Issues@Hand
AFA initiatives, Christian activism, news briefs
May 2000 – In a 6-3 decision, the United States Supreme Court ruled in March that an Erie, Pennsylvania, ordinance that prohibited public nudity was constitutional. The ordinance had been challenged by an adult club which featured totally nude erotic dancing.
The Pennsylvania high court had previously ruled the ordinance unconstitutional. The Supreme Court reversed that decision, noting that “even if Erie’s public nudity ban has some minimal effect on the erotic message by muting that portion of the expression that occurs when the last stitch is dropped, the dancers are free to perform wearing pasties and G-strings.”
The Court reaffirmed the right of municipalities to protect public health, safety, and welfare by prohibiting conduct notorious for its harmful secondary effects, such as prostitution, the spread of sexually transmitted diseases and violence. According to USA Today, some 3,000 clubs nationwide offer nude entertainment.

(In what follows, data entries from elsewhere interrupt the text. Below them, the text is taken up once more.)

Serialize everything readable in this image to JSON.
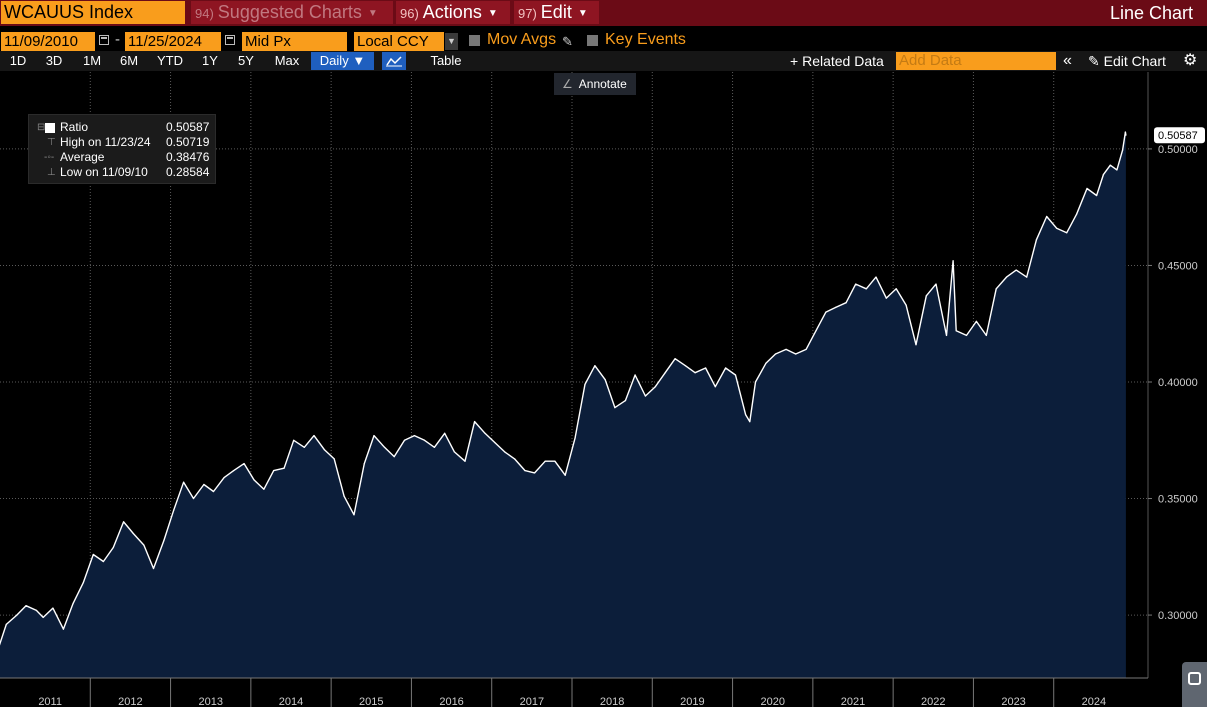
{
  "header": {
    "security": "WCAUUS Index",
    "menus": [
      {
        "num": "94)",
        "label": "Suggested Charts",
        "disabled": true
      },
      {
        "num": "96)",
        "label": "Actions",
        "disabled": false
      },
      {
        "num": "97)",
        "label": "Edit",
        "disabled": false
      }
    ],
    "chart_type_title": "Line Chart"
  },
  "controls": {
    "start_date": "11/09/2010",
    "end_date": "11/25/2024",
    "date_separator": "-",
    "price_field": "Mid Px",
    "currency": "Local CCY",
    "mov_avgs_label": "Mov Avgs",
    "key_events_label": "Key Events"
  },
  "toolbar": {
    "periods": [
      "1D",
      "3D",
      "1M",
      "6M",
      "YTD",
      "1Y",
      "5Y",
      "Max"
    ],
    "frequency": "Daily",
    "table_label": "Table",
    "related_data_label": "Related Data",
    "add_data_placeholder": "Add Data",
    "edit_chart_label": "Edit Chart",
    "annotate_label": "Annotate"
  },
  "legend": {
    "series_label": "Ratio",
    "series_value": "0.50587",
    "high_label": "High on 11/23/24",
    "high_value": "0.50719",
    "average_label": "Average",
    "average_value": "0.38476",
    "low_label": "Low on 11/09/10",
    "low_value": "0.28584"
  },
  "colors": {
    "accent_orange": "#f99d1c",
    "title_bar": "#6b0b16",
    "area_fill": "#0c1e3a",
    "line": "#ffffff"
  },
  "chart_data": {
    "type": "area",
    "title": "",
    "xlabel": "",
    "ylabel": "",
    "ylim": [
      0.273,
      0.533
    ],
    "y_ticks": [
      "0.30000",
      "0.35000",
      "0.40000",
      "0.45000",
      "0.50000"
    ],
    "x_tick_labels": [
      "2011",
      "2012",
      "2013",
      "2014",
      "2015",
      "2016",
      "2017",
      "2018",
      "2019",
      "2020",
      "2021",
      "2022",
      "2023",
      "2024"
    ],
    "last_value_label": "0.50587",
    "grid": true,
    "series": [
      {
        "name": "Ratio",
        "x": [
          "2010-11-09",
          "2010-12-15",
          "2011-02-01",
          "2011-03-15",
          "2011-05-01",
          "2011-06-01",
          "2011-07-15",
          "2011-09-01",
          "2011-10-15",
          "2011-12-01",
          "2012-01-15",
          "2012-03-01",
          "2012-04-15",
          "2012-06-01",
          "2012-07-15",
          "2012-09-01",
          "2012-10-15",
          "2012-12-01",
          "2013-01-15",
          "2013-03-01",
          "2013-04-15",
          "2013-06-01",
          "2013-07-15",
          "2013-09-01",
          "2013-10-15",
          "2013-12-01",
          "2014-01-15",
          "2014-03-01",
          "2014-04-15",
          "2014-06-01",
          "2014-07-15",
          "2014-09-01",
          "2014-10-15",
          "2014-12-01",
          "2015-01-15",
          "2015-03-01",
          "2015-04-15",
          "2015-06-01",
          "2015-07-15",
          "2015-09-01",
          "2015-10-15",
          "2015-12-01",
          "2016-01-15",
          "2016-03-01",
          "2016-04-15",
          "2016-06-01",
          "2016-07-15",
          "2016-09-01",
          "2016-10-15",
          "2016-12-01",
          "2017-01-15",
          "2017-03-01",
          "2017-04-15",
          "2017-06-01",
          "2017-07-15",
          "2017-09-01",
          "2017-10-15",
          "2017-12-01",
          "2018-01-15",
          "2018-03-01",
          "2018-04-15",
          "2018-06-01",
          "2018-07-15",
          "2018-09-01",
          "2018-10-15",
          "2018-12-01",
          "2019-01-15",
          "2019-03-01",
          "2019-04-15",
          "2019-06-01",
          "2019-07-15",
          "2019-09-01",
          "2019-10-15",
          "2019-12-01",
          "2020-01-15",
          "2020-03-01",
          "2020-03-20",
          "2020-04-15",
          "2020-06-01",
          "2020-07-15",
          "2020-09-01",
          "2020-10-15",
          "2020-12-01",
          "2021-01-15",
          "2021-03-01",
          "2021-04-15",
          "2021-06-01",
          "2021-07-15",
          "2021-09-01",
          "2021-10-15",
          "2021-12-01",
          "2022-01-15",
          "2022-03-01",
          "2022-04-15",
          "2022-06-01",
          "2022-07-15",
          "2022-09-01",
          "2022-10-01",
          "2022-10-15",
          "2022-12-01",
          "2023-01-15",
          "2023-03-01",
          "2023-04-15",
          "2023-06-01",
          "2023-07-15",
          "2023-09-01",
          "2023-10-15",
          "2023-12-01",
          "2024-01-15",
          "2024-03-01",
          "2024-04-15",
          "2024-06-01",
          "2024-07-15",
          "2024-08-15",
          "2024-09-15",
          "2024-10-15",
          "2024-11-10",
          "2024-11-23",
          "2024-11-25"
        ],
        "values": [
          0.2858,
          0.296,
          0.3,
          0.304,
          0.302,
          0.299,
          0.303,
          0.294,
          0.305,
          0.314,
          0.326,
          0.323,
          0.329,
          0.34,
          0.335,
          0.33,
          0.32,
          0.332,
          0.345,
          0.357,
          0.35,
          0.356,
          0.353,
          0.359,
          0.362,
          0.365,
          0.358,
          0.354,
          0.362,
          0.363,
          0.375,
          0.372,
          0.377,
          0.371,
          0.367,
          0.351,
          0.343,
          0.365,
          0.377,
          0.372,
          0.368,
          0.375,
          0.377,
          0.375,
          0.372,
          0.378,
          0.37,
          0.366,
          0.383,
          0.378,
          0.374,
          0.37,
          0.367,
          0.362,
          0.361,
          0.366,
          0.366,
          0.36,
          0.376,
          0.399,
          0.407,
          0.401,
          0.389,
          0.392,
          0.403,
          0.394,
          0.398,
          0.404,
          0.41,
          0.407,
          0.404,
          0.406,
          0.398,
          0.406,
          0.403,
          0.386,
          0.383,
          0.4,
          0.408,
          0.412,
          0.414,
          0.412,
          0.414,
          0.422,
          0.43,
          0.432,
          0.434,
          0.442,
          0.44,
          0.445,
          0.436,
          0.44,
          0.433,
          0.416,
          0.437,
          0.442,
          0.42,
          0.452,
          0.422,
          0.42,
          0.426,
          0.42,
          0.44,
          0.445,
          0.448,
          0.445,
          0.461,
          0.471,
          0.466,
          0.464,
          0.472,
          0.483,
          0.48,
          0.489,
          0.493,
          0.491,
          0.4995,
          0.5072,
          0.50587
        ]
      }
    ]
  }
}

Brian Fahling, senior trial attorney for the American Family Association Center for Law & Policy (CLP), said the Supreme Court “reaffirmed settled principles regarding the regulation of public nudity and sexually oriented businesses by government.”
Michael DePrimo, CLP litigation counsel, also saw the decision as a victory for states and local governments. “If the decision had gone the other way it would have been an unmitigated disaster for states and communities that regulate sexually oriented businesses,” he said. “Instead, the Court’s ruling today should motivate cities all across America to adopt similar regulations to fight the proliferation of these destructive strip clubs.”